Today, VMware announced the vExpert class of 2020 and as per usual this generated lots of social media buzz as well as the now customary backlashes that have to do with non selections and exclusions. For me, it’s my 9th year in the program and while things are very different for me compared to when I first started as a vExpert, the essence of the program is something that still resonates strongly with me. I basically would not be where I am now with the vExpert program. For all its perceived faults and larger and larger numbers I believe it offers value to both VMware and those that are in the program.
As I went through this process, I reflected on a lot of Tweets that I saw since the emails went out from perennial vExperts to those who where first time vExperts… it all means something different to everyone and no one has the right to devalue that… for any reason!

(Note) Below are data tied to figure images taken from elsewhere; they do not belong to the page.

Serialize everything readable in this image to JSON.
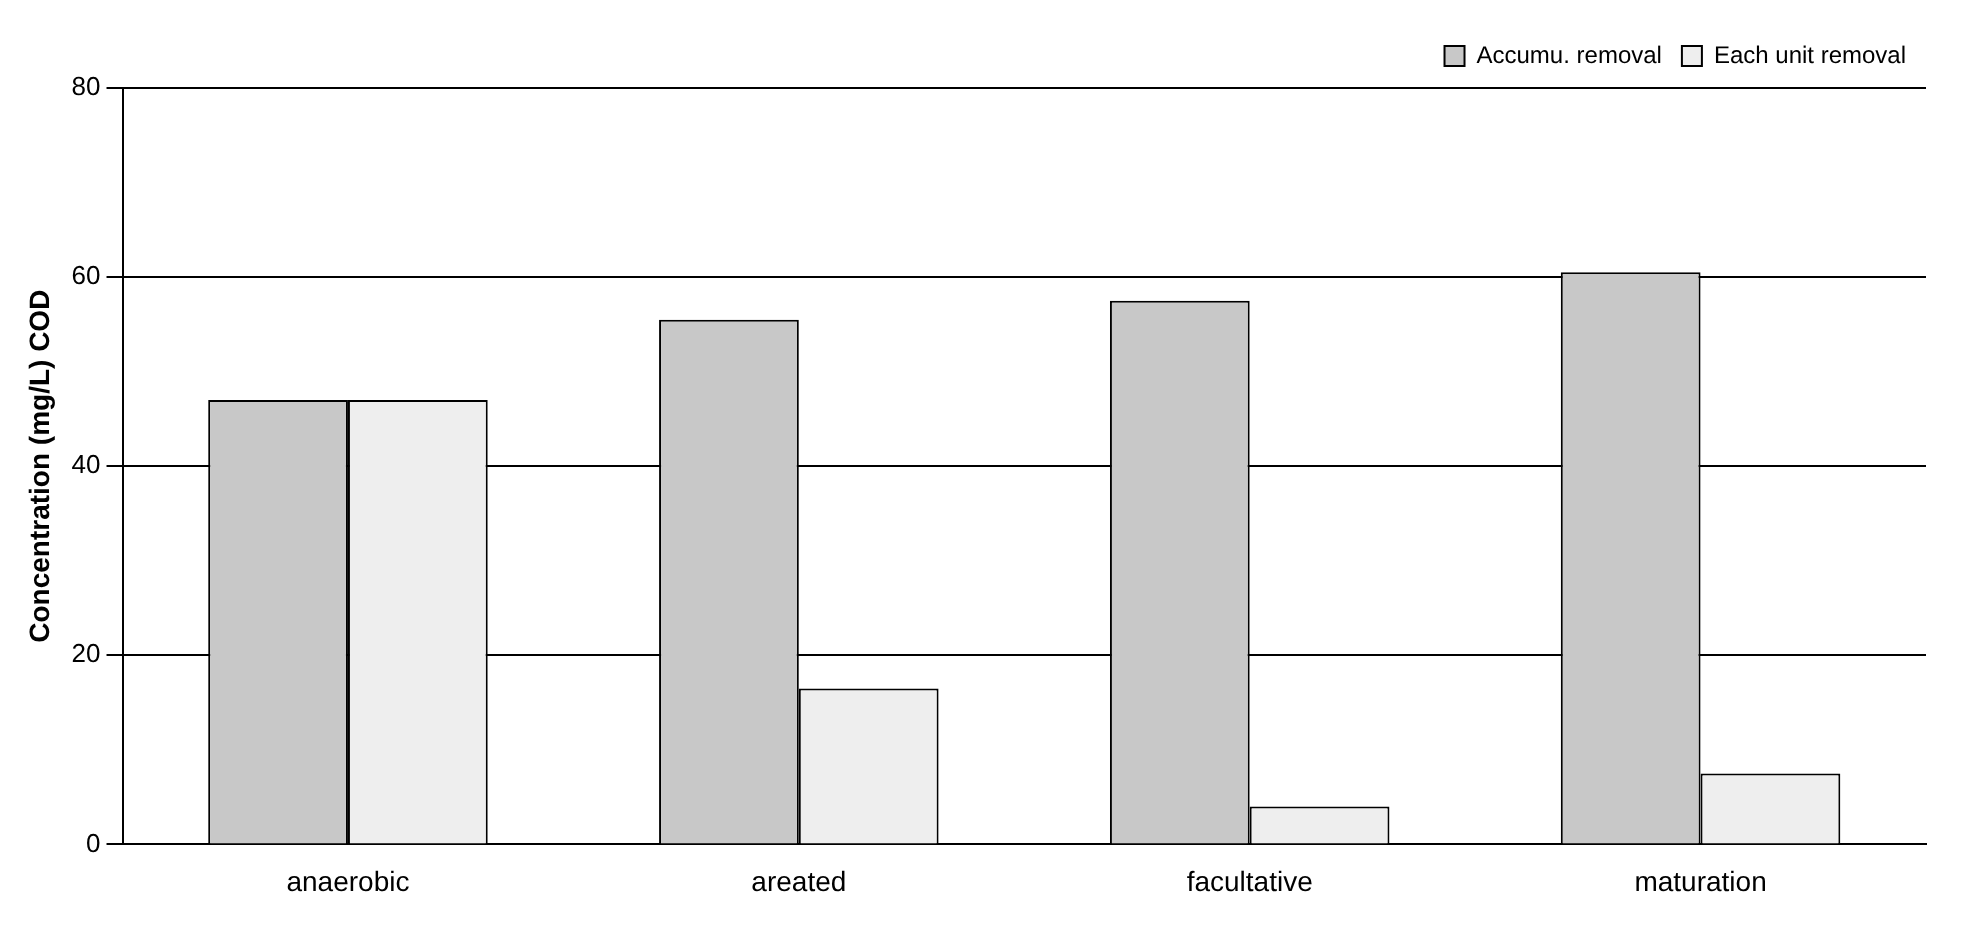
{
  "chart_data": {
    "type": "bar",
    "ylabel": "Concentration (mg/L) COD",
    "categories": [
      "anaerobic",
      "areated",
      "facultative",
      "maturation"
    ],
    "series": [
      {
        "name": "Accumu. removal",
        "color": "#c8c8c8",
        "values": [
          47,
          55.5,
          57.5,
          60.5
        ]
      },
      {
        "name": "Each unit removal",
        "color": "#eeeeee",
        "values": [
          47,
          16.5,
          4,
          7.5
        ]
      }
    ],
    "ylim": [
      0,
      80
    ],
    "yticks": [
      0,
      20,
      40,
      60,
      80
    ],
    "grid": "y",
    "legend": "top right"
  }
}
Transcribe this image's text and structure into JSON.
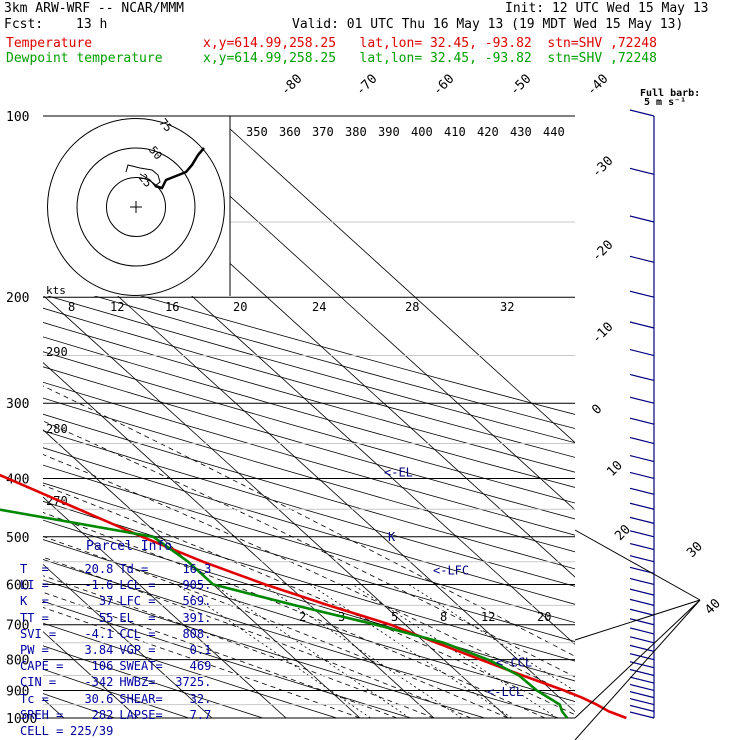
{
  "header": {
    "model": "3km ARW-WRF -- NCAR/MMM",
    "init": "Init: 12 UTC Wed 15 May 13",
    "fcst_label": "Fcst:",
    "fcst_value": "13 h",
    "valid": "Valid: 01 UTC Thu 16 May 13 (19 MDT Wed 15 May 13)",
    "temp_label": "Temperature",
    "temp_info": "x,y=614.99,258.25   lat,lon= 32.45, -93.82  stn=SHV ,72248",
    "dew_label": "Dewpoint temperature",
    "dew_info": "x,y=614.99,258.25   lat,lon= 32.45, -93.82  stn=SHV ,72248"
  },
  "colors": {
    "temperature": "#e00000",
    "dewpoint": "#008800",
    "parcel": "#000080",
    "grid": "#000000"
  },
  "chart_data": {
    "type": "line",
    "y_axis": "pressure (hPa)",
    "ylim": [
      1000,
      100
    ],
    "pressure_ticks": [
      "100",
      "200",
      "300",
      "400",
      "500",
      "600",
      "700",
      "800",
      "900",
      "1000"
    ],
    "pressure_values": [
      100,
      200,
      300,
      400,
      500,
      600,
      700,
      800,
      900,
      1000
    ],
    "isotherm_labels": [
      "-80",
      "-70",
      "-60",
      "-50",
      "-40",
      "-30",
      "-20",
      "-10",
      "0",
      "10",
      "20",
      "30",
      "40"
    ],
    "isotherm_values": [
      -80,
      -70,
      -60,
      -50,
      -40,
      -30,
      -20,
      -10,
      0,
      10,
      20,
      30,
      40
    ],
    "theta_labels": [
      "290",
      "280",
      "270"
    ],
    "theta_values": [
      290,
      280,
      270
    ],
    "theta_e_labels": [
      "350",
      "360",
      "370",
      "380",
      "390",
      "400",
      "410",
      "420",
      "430",
      "440"
    ],
    "mixing_ratio_labels": [
      "2",
      "3",
      "5",
      "8",
      "12",
      "20"
    ],
    "mixing_ratio_values": [
      2,
      3,
      5,
      8,
      12,
      20
    ],
    "upper_mixing_labels": [
      "8",
      "12",
      "16",
      "20",
      "24",
      "28",
      "32"
    ],
    "kts_label": "kts",
    "barb_legend": [
      "Full barb:",
      "5 m s⁻¹"
    ],
    "series": [
      {
        "name": "Temperature",
        "points": [
          [
            1000,
            26.0
          ],
          [
            975,
            24.6
          ],
          [
            950,
            24.0
          ],
          [
            925,
            23.0
          ],
          [
            900,
            21.7
          ],
          [
            850,
            18.3
          ],
          [
            800,
            15.0
          ],
          [
            750,
            11.5
          ],
          [
            700,
            8.0
          ],
          [
            650,
            2.5
          ],
          [
            600,
            -3.0
          ],
          [
            550,
            -8.0
          ],
          [
            500,
            -12.5
          ],
          [
            450,
            -17.0
          ],
          [
            400,
            -22.0
          ],
          [
            350,
            -28.0
          ],
          [
            300,
            -35.0
          ],
          [
            250,
            -44.0
          ],
          [
            200,
            -54.0
          ],
          [
            175,
            -60.0
          ],
          [
            150,
            -66.0
          ],
          [
            125,
            -70.0
          ],
          [
            100,
            -70.0
          ]
        ]
      },
      {
        "name": "Dewpoint temperature",
        "points": [
          [
            1000,
            18.0
          ],
          [
            975,
            18.3
          ],
          [
            950,
            19.0
          ],
          [
            925,
            18.5
          ],
          [
            900,
            18.0
          ],
          [
            850,
            17.8
          ],
          [
            800,
            16.0
          ],
          [
            750,
            12.5
          ],
          [
            700,
            6.0
          ],
          [
            650,
            -2.0
          ],
          [
            600,
            -10.0
          ],
          [
            550,
            -10.0
          ],
          [
            500,
            -11.0
          ],
          [
            450,
            -28.0
          ],
          [
            400,
            -48.0
          ],
          [
            350,
            -49.0
          ],
          [
            300,
            -54.0
          ],
          [
            250,
            -66.0
          ],
          [
            200,
            -70.0
          ],
          [
            150,
            -77.0
          ],
          [
            125,
            -82.0
          ],
          [
            100,
            -90.0
          ]
        ]
      }
    ],
    "parcel_levels": [
      {
        "label": "EL",
        "pressure": 391
      },
      {
        "label": "K",
        "pressure": 500
      },
      {
        "label": "LFC",
        "pressure": 569
      },
      {
        "label": "CCL",
        "pressure": 808
      },
      {
        "label": "LCL",
        "pressure": 905
      }
    ],
    "hodograph": {
      "ring_labels": [
        "75",
        "50",
        "25"
      ],
      "ring_values_kts": [
        75,
        50,
        25
      ]
    },
    "wind_barbs_pressure": [
      100,
      125,
      150,
      175,
      200,
      225,
      250,
      275,
      300,
      325,
      350,
      375,
      400,
      425,
      450,
      475,
      500,
      525,
      550,
      575,
      600,
      625,
      650,
      675,
      700,
      725,
      750,
      775,
      800,
      825,
      850,
      875,
      900,
      925,
      950,
      975,
      1000
    ],
    "wind_barbs_arrow_labels": [
      "30",
      "40"
    ]
  },
  "parcel_info": {
    "title": "Parcel Info",
    "rows": [
      [
        "T  =",
        "20.8",
        "Td =",
        "16.3"
      ],
      [
        "LI =",
        "-1.6",
        "LCL =",
        "905."
      ],
      [
        "K  =",
        "37",
        "LFC =",
        "569."
      ],
      [
        "TT =",
        "55",
        "EL  =",
        "391."
      ],
      [
        "SVI =",
        "-4.1",
        "CCL =",
        "808."
      ],
      [
        "PW =",
        "3.84",
        "VGP =",
        "0.1"
      ],
      [
        "CAPE =",
        "106",
        "SWEAT=",
        "469"
      ],
      [
        "CIN =",
        "-342",
        "HWBZ=",
        "3725."
      ],
      [
        "Tc =",
        "30.6",
        "SHEAR=",
        "32."
      ],
      [
        "SREH =",
        "282",
        "LAPSE=",
        "7.7"
      ],
      [
        "CELL =",
        "225/39",
        "",
        ""
      ]
    ]
  }
}
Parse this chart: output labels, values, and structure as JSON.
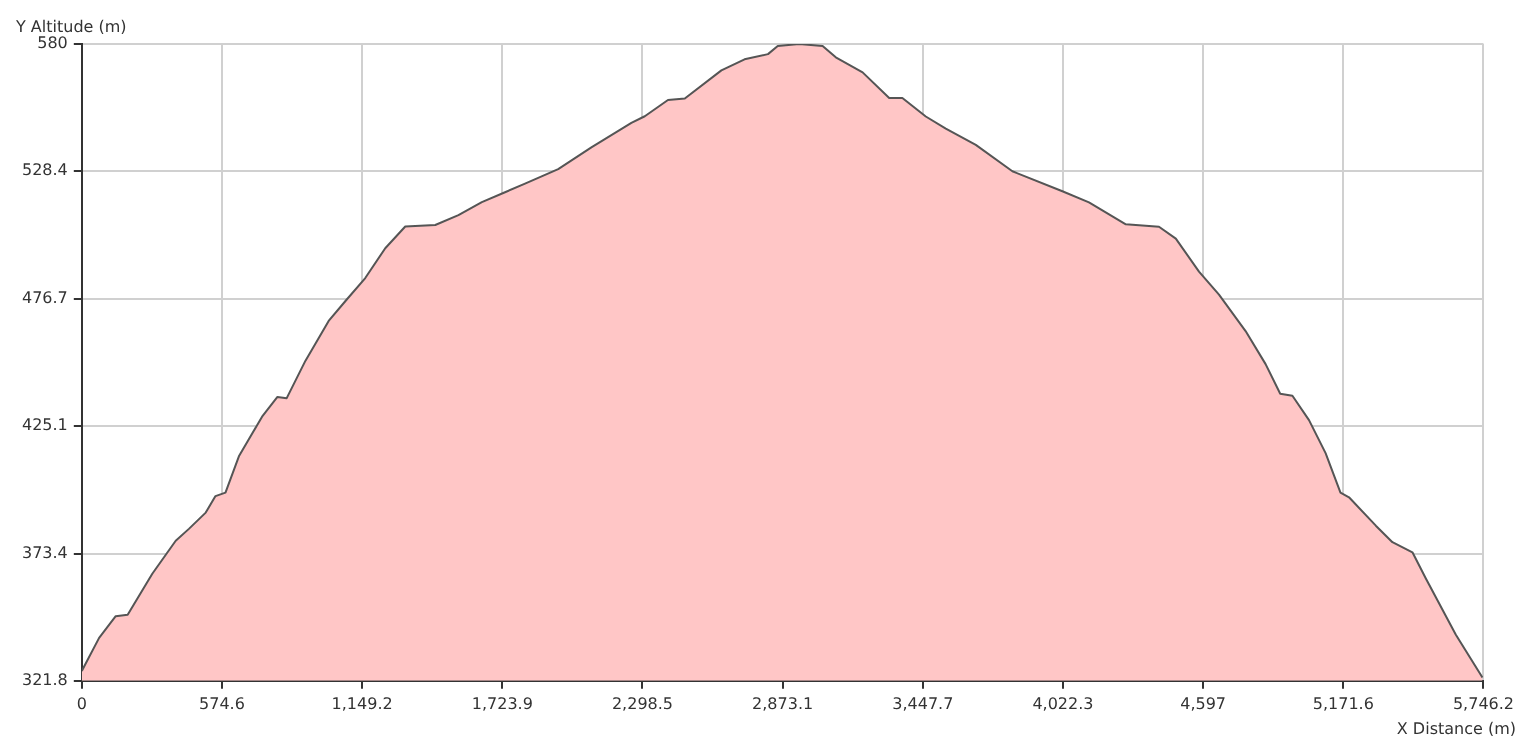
{
  "chart_data": {
    "type": "area",
    "xlabel": "X Distance (m)",
    "ylabel": "Y Altitude (m)",
    "x": [
      0,
      71,
      139,
      188,
      289,
      385,
      439,
      508,
      548,
      589,
      644,
      739,
      802,
      840,
      917,
      1012,
      1080,
      1162,
      1244,
      1326,
      1449,
      1544,
      1640,
      1735,
      1817,
      1953,
      2089,
      2253,
      2308,
      2403,
      2472,
      2622,
      2717,
      2813,
      2853,
      2941,
      3037,
      3091,
      3201,
      3310,
      3364,
      3460,
      3542,
      3665,
      3815,
      4020,
      4129,
      4280,
      4416,
      4485,
      4580,
      4662,
      4771,
      4853,
      4913,
      4963,
      5031,
      5099,
      5160,
      5195,
      5305,
      5373,
      5455,
      5510,
      5633,
      5742
    ],
    "series": [
      {
        "color": "#555555",
        "values": [
          325.8,
          339.2,
          348.0,
          348.6,
          365.2,
          378.6,
          383.4,
          390.0,
          396.7,
          398.1,
          412.8,
          428.9,
          436.9,
          436.4,
          451.6,
          467.7,
          475.7,
          485.1,
          497.2,
          506.0,
          506.6,
          510.6,
          515.9,
          519.9,
          523.4,
          529.3,
          538.1,
          548.0,
          550.7,
          557.3,
          557.9,
          569.3,
          573.8,
          575.9,
          579.2,
          580.0,
          579.2,
          574.6,
          568.5,
          558.1,
          558.1,
          550.6,
          545.7,
          539.1,
          528.4,
          520.3,
          515.8,
          506.9,
          505.9,
          501.1,
          487.7,
          478.4,
          463.6,
          450.2,
          438.2,
          437.4,
          427.5,
          414.1,
          398.1,
          396.2,
          384.7,
          378.0,
          373.9,
          363.3,
          340.5,
          323.1
        ]
      }
    ],
    "xlim": [
      0,
      5746.2
    ],
    "xticks": [
      0,
      574.6,
      {
        "value": 1149.2,
        "label": "1,149.2"
      },
      {
        "value": 1723.9,
        "label": "1,723.9"
      },
      {
        "value": 2298.5,
        "label": "2,298.5"
      },
      {
        "value": 2873.1,
        "label": "2,873.1"
      },
      {
        "value": 3447.7,
        "label": "3,447.7"
      },
      {
        "value": 4022.3,
        "label": "4,022.3"
      },
      {
        "value": 4597,
        "label": "4,597"
      },
      {
        "value": 5171.6,
        "label": "5,171.6"
      },
      {
        "value": 5746.2,
        "label": "5,746.2"
      }
    ],
    "ylim": [
      321.8,
      580
    ],
    "yticks": [
      321.8,
      373.4,
      425.1,
      476.7,
      528.4,
      580
    ],
    "grid": true,
    "legend": false,
    "marker": "none",
    "line_style": "solid"
  }
}
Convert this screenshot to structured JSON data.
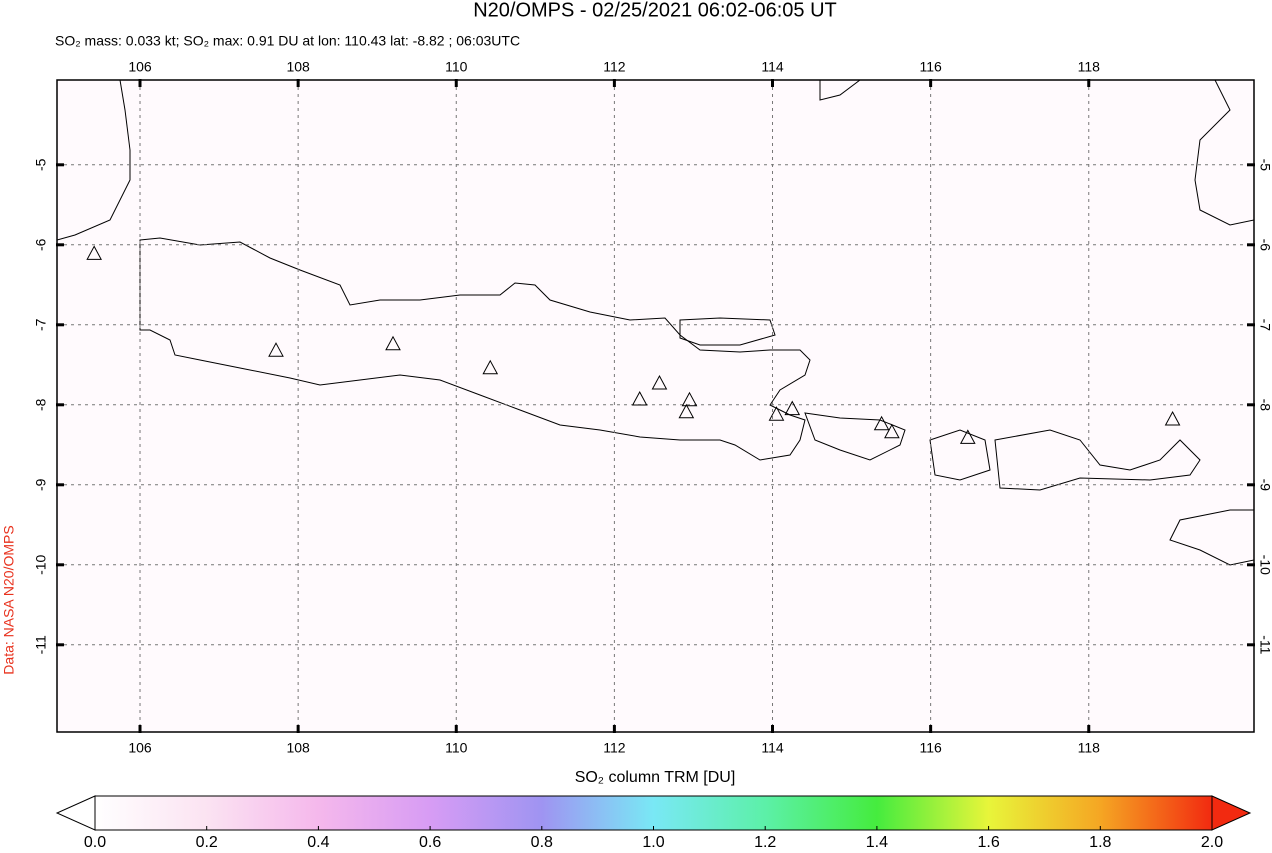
{
  "chart_data": {
    "type": "map",
    "title": "N20/OMPS - 02/25/2021 06:02-06:05 UT",
    "subtitle": "SO₂ mass: 0.033 kt; SO₂ max: 0.91 DU at lon: 110.43 lat: -8.82 ; 06:03UTC",
    "credit": "Data: NASA N20/OMPS",
    "colorbar_label": "SO₂ column TRM [DU]",
    "xlim": [
      104.95,
      120.09
    ],
    "ylim": [
      -12.09,
      -3.94
    ],
    "xticks": [
      106,
      108,
      110,
      112,
      114,
      116,
      118
    ],
    "yticks": [
      -5,
      -6,
      -7,
      -8,
      -9,
      -10,
      -11
    ],
    "grid": true,
    "volcano_color": "#000000",
    "volcanoes": {
      "lon": [
        105.42,
        107.72,
        109.2,
        110.43,
        112.32,
        112.57,
        112.95,
        112.91,
        114.05,
        114.25,
        115.38,
        115.51,
        116.47,
        119.06
      ],
      "lat": [
        -6.12,
        -7.33,
        -7.25,
        -7.55,
        -7.94,
        -7.74,
        -7.95,
        -8.1,
        -8.13,
        -8.06,
        -8.25,
        -8.35,
        -8.42,
        -8.19
      ]
    },
    "clim": [
      0,
      2
    ],
    "cticks": [
      {
        "value": 0,
        "label": "0.0"
      },
      0.2,
      0.4,
      0.6,
      0.8,
      {
        "value": 1,
        "label": "1.0"
      },
      1.2,
      1.4,
      1.6,
      1.8,
      {
        "value": 2,
        "label": "2.0"
      }
    ]
  }
}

Being awarded a vExpert for 2012 is a great honour and being part of a special group of industry peers is very satisfying for someone who has come full circle when it comes to my journey with Virtualization. One of the unique aspects of this award is that it’s not tied to a certification…which is a good thing for me
The VMware community is unbelievably strong and it’s safe to say that over the past 12 months I’ve made a lot of new friends and been involved in lots of special forums and events as well as being continually amazed by the power of virutalization by way of delivering VMware products and services to clients and being able to get hands on with upcoming product releases.
There are now over 1000 vExperts worldwide and while I have questioned the swelling of the vExpert numbers over the past couple of years I believe that the community is as strong as ever and the nomination/vetting process undertaken by the team at VMware ensures all those that get the badge…earn it. There are tens of thousands VMware IT Professionals worldwide…to be 1 of 1000 is very unique!
We should not feel guilty about receiving these gifts but we must also understand that they do come with a small price…However the fact that we are passionate and all get off on technology means that in accepting these gifts we are doing exactly what the program is designed for…that is to help promote VMware and their partners…and in turn great tech!
Once you have the title it’s important to understand that there is a responsibility associated with it…it’s not just about the free gear though as I have stated before you should accept that as a perk of being part of the program and you shouldn’t feel like a “vendor whore” for accepting that shirt or coffee mug. Going back to responsibility, what I mean by that is that you should wear the badge proudly…understand that you have taken the time to apply/reapply for the award because you believed yourself worth of filling the selection criteria and use the award as a stepping stone to improve on the activities that got you there the year before.
That is to say that while many established vExpert’s assume entry there are a number of people that desire entry. This is an important indicator on the strength of the program and the continued high regard the vExpert program should still be held in. It’s easy to criticise from the inside, however that can’t be allowed to tarnish the reputation of program externally.
In additional to that, as I work in the vendor space these days and help with an advocacy program of our own…I’ve come to realise the importance that grass roots communities play in the overall health of vendors. When you take your eye off the rank and file, the coal face…whatever you want to call it…there is a danger that your brand will suffer. That is to say, never underestimate the power of the vCommunity as major influences.
As you can see from the above blog post titles and content quotes… Journey, Passion, Community, Advocacy, Value, Importance… I feel like these are the essence of a successful influencer and advocacy program such as the vExpert Program. Yes it has grown and yes not everyone still believes in it, but at it’s core there is a purpose to it. Advocacy programs are tough to manage and tough to keep relevant. VMware are doing the best they can to balance numbers with quality. They have established sub-programs and are now looking to extend them in 2020 and make them more meaningful. As mentioned in the first paragraph… I owe a lot to this program and i’m glad to remain an active contributor and member.